Rédacteur : Jean-Marc Fourcade

samedi 18 avril 2020

Erratisme des jeunes aigles de Bonelli: les voyages exceptionnels de jeunes de 2019


Aigle de Bonelli juvénile avec balise GPS (photo: G. Fréchet)
Les voyages sans pétrole forment la jeunesse.

Le programme d'étude par baguage de population d'Aigle de Bonelli de France a débuté en 1990 et a permis depuis cette date de baguer plus de 95% des jeunes nés en France. Il s'est enrichi en 2017 d'un programme de suivi télémétrique pour une durée de 3 saisons. Ce suivi télémétrique est inscrit dans le Plan National d’ActionsAigle de Bonelli comme action de priorité 1, et est autorisé dans le programme personnel de baguage validé par le Centre deRecherches sur la Biologie des Populations d’Oiseaux (CRBPO), et placé sous la responsabilité de Cécile Ponchon (Conservatoire d'Espaces Naturels Provence-Alpes-Côte d'Azur).
L’objectif est d’étudier la période de dispersion, voire de cantonnement, des jeunes aigles après le départ de leur site de naissance. En effet, en dehors de la fréquentation de la zone Crau/Camargue historiquement connues à travers le contrôle de nombreux individus, peu de connaissances sont disponibles dans ce processus de dispersion, même si des contrôles de bagues ont eu lieu dans toutes les régions françaises à l'exception de la Bretagne mais également en Espagne et au Portugal et des observations jusqu'au Danemark. Par ailleurs, étant donné le fort risque de mortalité des jeunes individus lors de leurs premières années, ce suivi a également pour objectif de mieux connaitre les causes de mortalité et préciser les secteurs géographiques les plus ‘accidentogènes’.
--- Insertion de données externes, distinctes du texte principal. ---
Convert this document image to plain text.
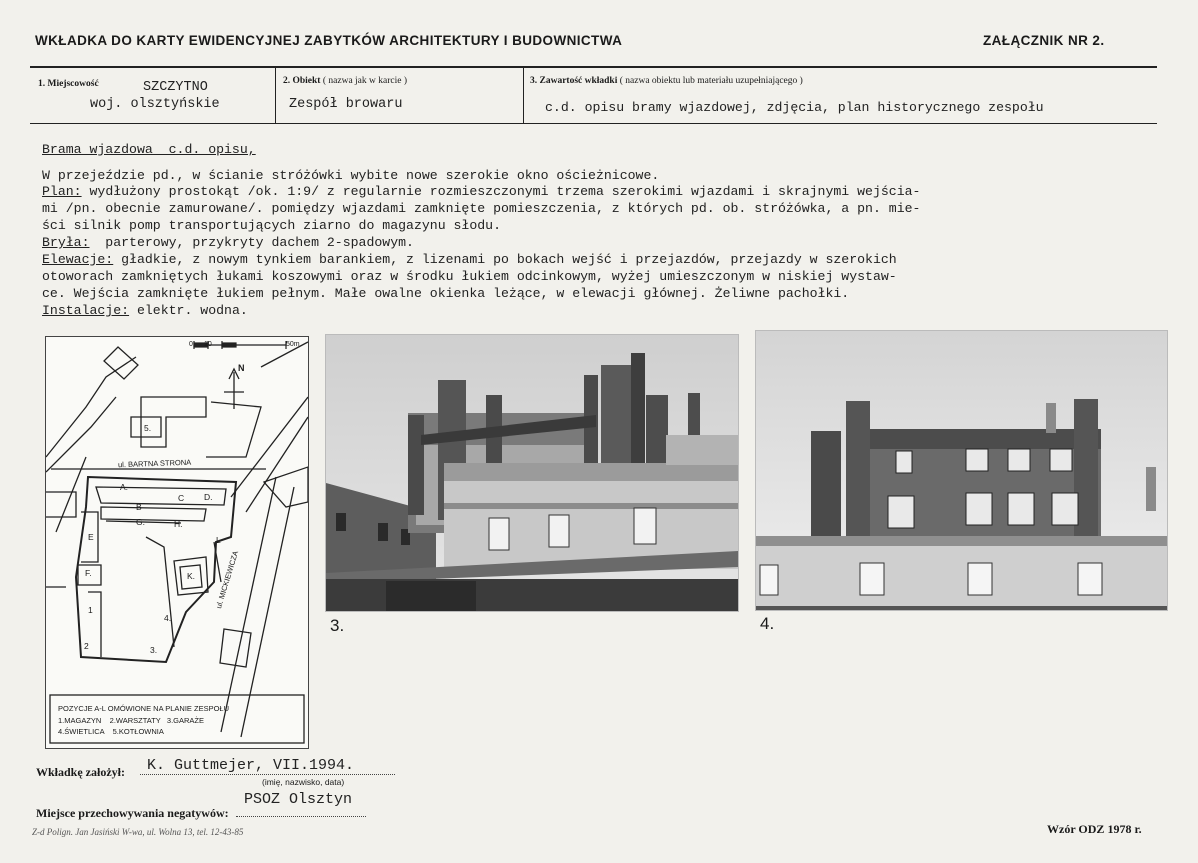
WKŁADKA DO KARTY EWIDENCYJNEJ ZABYTKÓW ARCHITEKTURY I BUDOWNICTWA	ZAŁĄCZNIK NR 2.
1. Miejscowość	SZCZYTNO
woj. olsztyńskie
2. Obiekt ( nazwa jak w karcie )
Zespół browaru
3. Zawartość wkładki ( nazwa obiektu lub materiału uzupełniającego )
c.d. opisu bramy wjazdowej, zdjęcia, plan historycznego zespołu
Brama wjazdowa  c.d. opisu,
W przejeździe pd., w ścianie stróżówki wybite nowe szerokie okno ościeżnicowe.
Plan: wydłużony prostokąt /ok. 1:9/ z regularnie rozmieszczonymi trzema szerokimi wjazdami i skrajnymi wejścia-
mi /pn. obecnie zamurowane/. pomiędzy wjazdami zamknięte pomieszczenia, z których pd. ob. stróżówka, a pn. mie-
ści silnik pomp transportujących ziarno do magazynu słodu.
Bryła:  parterowy, przykryty dachem 2-spadowym.
Elewacje: gładkie, z nowym tynkiem barankiem, z lizenami po bokach wejść i przejazdów, przejazdy w szerokich
otoworach zamkniętych łukami koszowymi oraz w środku łukiem odcinkowym, wyżej umieszczonym w niskiej wystaw-
ce. Wejścia zamknięte łukiem pełnym. Małe owalne okienka leżące, w elewacji głównej. Żeliwne pachołki.
Instalacje: elektr. wodna.
0 10	50m
N
ul. BARTNA STRONA
ul. MICKIEWICZA
A.
B
C D.
E
F.
G.	H.
K.
L
5.
1
2	3.
4.
POZYCJE A-L OMÓWIONE NA PLANIE ZESPOŁU
1.MAGAZYN    2.WARSZTATY   3.GARAŻE
4.ŚWIETLICA    5.KOTŁOWNIA
3.	4.
Wkładkę założył: K. Guttmejer, VII.1994.
(imię, nazwisko, data)
PSOZ Olsztyn
Miejsce przechowywania negatywów:
Z-d Polign. Jan Jasiński W-wa, ul. Wolna 13, tel. 12-43-85	Wzór ODZ 1978 r.
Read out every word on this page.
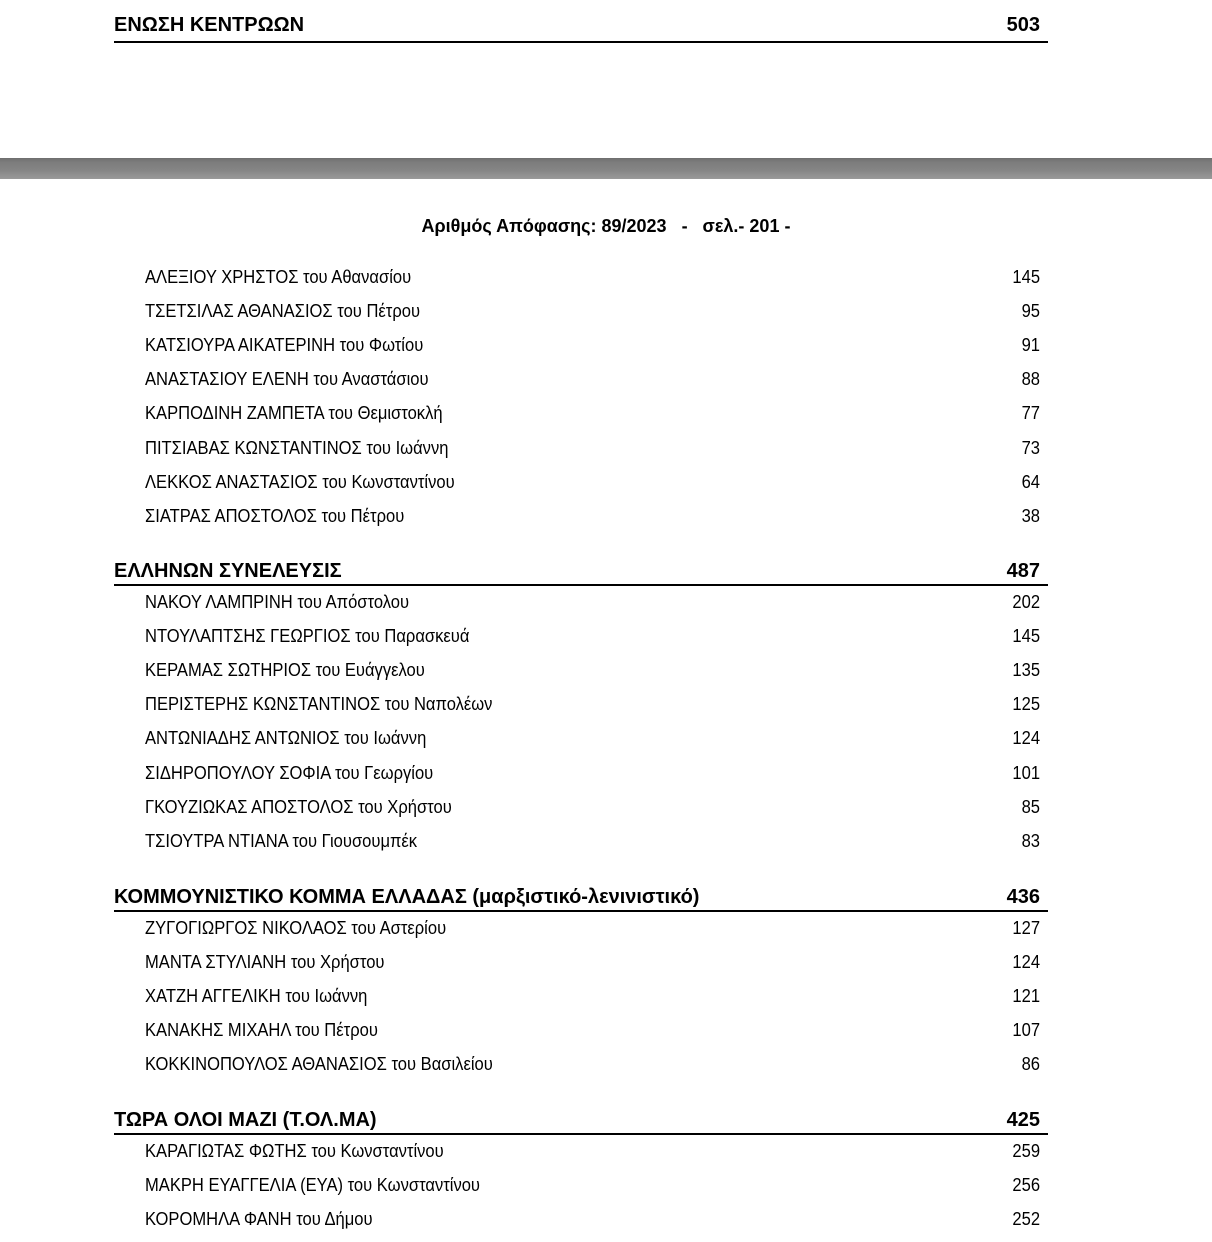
ΕΝΩΣΗ ΚΕΝΤΡΩΩΝ	503
Αριθμός Απόφασης: 89/2023   -   σελ.- 201 -
ΑΛΕΞΙΟΥ ΧΡΗΣΤΟΣ του Αθανασίου	145
ΤΣΕΤΣΙΛΑΣ ΑΘΑΝΑΣΙΟΣ του Πέτρου	95
ΚΑΤΣΙΟΥΡΑ ΑΙΚΑΤΕΡΙΝΗ του Φωτίου	91
ΑΝΑΣΤΑΣΙΟΥ ΕΛΕΝΗ του Αναστάσιου	88
ΚΑΡΠΟΔΙΝΗ ΖΑΜΠΕΤΑ του Θεμιστοκλή	77
ΠΙΤΣΙΑΒΑΣ ΚΩΝΣΤΑΝΤΙΝΟΣ του Ιωάννη	73
ΛΕΚΚΟΣ ΑΝΑΣΤΑΣΙΟΣ του Κωνσταντίνου	64
ΣΙΑΤΡΑΣ ΑΠΟΣΤΟΛΟΣ του Πέτρου	38
ΕΛΛΗΝΩΝ ΣΥΝΕΛΕΥΣΙΣ	487
ΝΑΚΟΥ ΛΑΜΠΡΙΝΗ του Απόστολου	202
ΝΤΟΥΛΑΠΤΣΗΣ ΓΕΩΡΓΙΟΣ του Παρασκευά	145
ΚΕΡΑΜΑΣ ΣΩΤΗΡΙΟΣ του Ευάγγελου	135
ΠΕΡΙΣΤΕΡΗΣ ΚΩΝΣΤΑΝΤΙΝΟΣ του Ναπολέων	125
ΑΝΤΩΝΙΑΔΗΣ ΑΝΤΩΝΙΟΣ του Ιωάννη	124
ΣΙΔΗΡΟΠΟΥΛΟΥ ΣΟΦΙΑ του Γεωργίου	101
ΓΚΟΥΖΙΩΚΑΣ ΑΠΟΣΤΟΛΟΣ του Χρήστου	85
ΤΣΙΟΥΤΡΑ ΝΤΙΑΝΑ του Γιουσουμπέκ	83
ΚΟΜΜΟΥΝΙΣΤΙΚΟ ΚΟΜΜΑ ΕΛΛΑΔΑΣ (μαρξιστικό-λενινιστικό)	436
ΖΥΓΟΓΙΩΡΓΟΣ ΝΙΚΟΛΑΟΣ του Αστερίου	127
ΜΑΝΤΑ ΣΤΥΛΙΑΝΗ του Χρήστου	124
ΧΑΤΖΗ ΑΓΓΕΛΙΚΗ του Ιωάννη	121
ΚΑΝΑΚΗΣ ΜΙΧΑΗΛ του Πέτρου	107
ΚΟΚΚΙΝΟΠΟΥΛΟΣ ΑΘΑΝΑΣΙΟΣ του Βασιλείου	86
ΤΩΡΑ ΟΛΟΙ ΜΑΖΙ (Τ.ΟΛ.ΜΑ)	425
ΚΑΡΑΓΙΩΤΑΣ ΦΩΤΗΣ του Κωνσταντίνου	259
ΜΑΚΡΗ ΕΥΑΓΓΕΛΙΑ (ΕΥΑ) του Κωνσταντίνου	256
ΚΟΡΟΜΗΛΑ ΦΑΝΗ του Δήμου	252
En 2019, 18 juvéniles ont été équipés de balises GPS Ornitela par Alain Ravayrol et Victor Garcia Matarranz. Les secteurs majoritairement fréquentés par les jeunes aigles équipés en 2019 restent la zone d’erratisme Crau/Camargue et la zone de répartition de l’espèce, ainsi que le sud-ouest de la Frrance et la Catalogne. Parmi ces oiseaux, deux individus ont toutefois réalisé des explorations plus lointaines qui se poursuivent encore au-delà de nos frontières dans toutes sortes de directions, justifiant ainsi bien le terme d'erratisme pour ces comportementaux d’exploration spatiale en période immature. Nous vous présentons ci-après le périple de ces deux errants hors norme.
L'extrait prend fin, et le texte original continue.